WORDS: ELLIOTT HUGHES PHOTOGRAPHY: MULLIN MUSEUM & GUGGENHEIM MUSEUM

The Guggenheim Museum in Bilbao, Spain, is displaying two of the world’s most prized pre-war automobiles for its new Motion, Autos, Arts and Architecture exhibition, which runs until September 18, 2022. The exhibition covers more than 100 years of automotive design and explores the car’s relationship with the visual arts and architecture. 

The automobiles in question are a 1936 Bugatti Type 57SC Atlantic and a 1939 Delahaye Type 165. Both are being loaned from the Mullin Automotive Museum in California, providing a rare opportunity for Europeans to see these special cars on their home continent.

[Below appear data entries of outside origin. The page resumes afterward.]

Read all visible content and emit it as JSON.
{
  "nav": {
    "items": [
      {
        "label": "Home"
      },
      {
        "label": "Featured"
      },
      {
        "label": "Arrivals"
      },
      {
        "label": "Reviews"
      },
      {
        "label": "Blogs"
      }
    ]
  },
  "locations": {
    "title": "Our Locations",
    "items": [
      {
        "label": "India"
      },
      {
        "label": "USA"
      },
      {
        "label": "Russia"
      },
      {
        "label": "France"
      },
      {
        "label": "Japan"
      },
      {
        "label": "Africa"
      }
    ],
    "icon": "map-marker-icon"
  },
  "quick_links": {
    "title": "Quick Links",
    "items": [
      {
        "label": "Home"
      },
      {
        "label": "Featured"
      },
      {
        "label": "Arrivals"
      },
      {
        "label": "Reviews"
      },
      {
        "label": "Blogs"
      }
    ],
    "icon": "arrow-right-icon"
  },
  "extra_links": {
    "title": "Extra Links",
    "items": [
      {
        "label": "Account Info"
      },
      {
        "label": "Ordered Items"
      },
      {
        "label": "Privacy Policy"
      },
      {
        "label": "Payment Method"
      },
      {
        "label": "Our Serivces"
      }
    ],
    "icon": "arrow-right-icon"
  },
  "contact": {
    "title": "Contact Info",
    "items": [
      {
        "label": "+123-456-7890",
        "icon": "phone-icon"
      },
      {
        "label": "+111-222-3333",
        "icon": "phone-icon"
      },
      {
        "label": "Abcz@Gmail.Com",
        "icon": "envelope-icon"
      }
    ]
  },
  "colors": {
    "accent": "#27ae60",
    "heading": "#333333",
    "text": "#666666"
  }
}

Widely regarded as Ettore Bugatti’s magnum opus, the exhibited Type 57SC is one of just three remaining examples and was the first production Atlantic to emerge from Bugatti’s factory in Molsheim. Known as the Rothschild car, it was originally sold to Lord Philippe de Rothschild of London in 1936. The Type 57 was then returned to the factory by a subsequent owner in 1939 so that it could be fitted with a supercharger and converted into true 57SC specification.

After the war, the Bugatti was drastically modified before being purchased by Peter D Williamson in 1971, who restored the car to its original 1936 specification. It has since been awarded Best of Show at Pebble Beach Concours d’Elegance in 2003 and Most Elegant Closed Car at the event in 2021. 

In the context of the Guggenheim exhibition, the Type 57SC embodies high-end automotive design in the flamboyant Art Deco era that saw engineers’ growing understanding of aerodynamics, legislative freedom and bold experimentation converge to inspire incredibly sculptural and flowing designs. 

The red 1939 Delahaye Type 165 is one of just five ever built, and boasts a similarly voluptuous, elegant profile to the Bugatti Type 57SC. The car was built to represent France at the 1939 New York World’s Fair, but it would remain there for another eight years as Europe was plunged into World War Two following Germany’s invasion of Poland. As such, the Delahaye is one of the last examples of pre-war, Art Deco automotive design, due to six years of conflict changing popular culture, art and engineering dramatically.

“The Atlantic and Type 165 are from a period when French automotive design was at its peak,” says Mullin Automotive Museum founder Peter Mullin. “Cars of that era were more about expressions of design, individuality and art than strictly function. Having them at the Guggenheim is an honour and a recognition of the influence of automotive design on other artistic and creative forms.” 

Automotive design’s wider influence on art is demonstrated by the exhibition’s display of Futurist artwork by renowned artists such as Giacomo Balla and Umberto Boccioni. The Futurist style’s emphasis on speed and technology is the perfect demonstration of the affinities shared between the automotive and artistic fields. 

Further complementing the cars and Futurist artwork is the exhibition’s inclusion of several of René Lalique’s famous glass sculptures. The three sculptures curated for the display are Vitesse, Victoire and Longchamps Horse Head-Single Mane, which are also being loaned from the Mullin.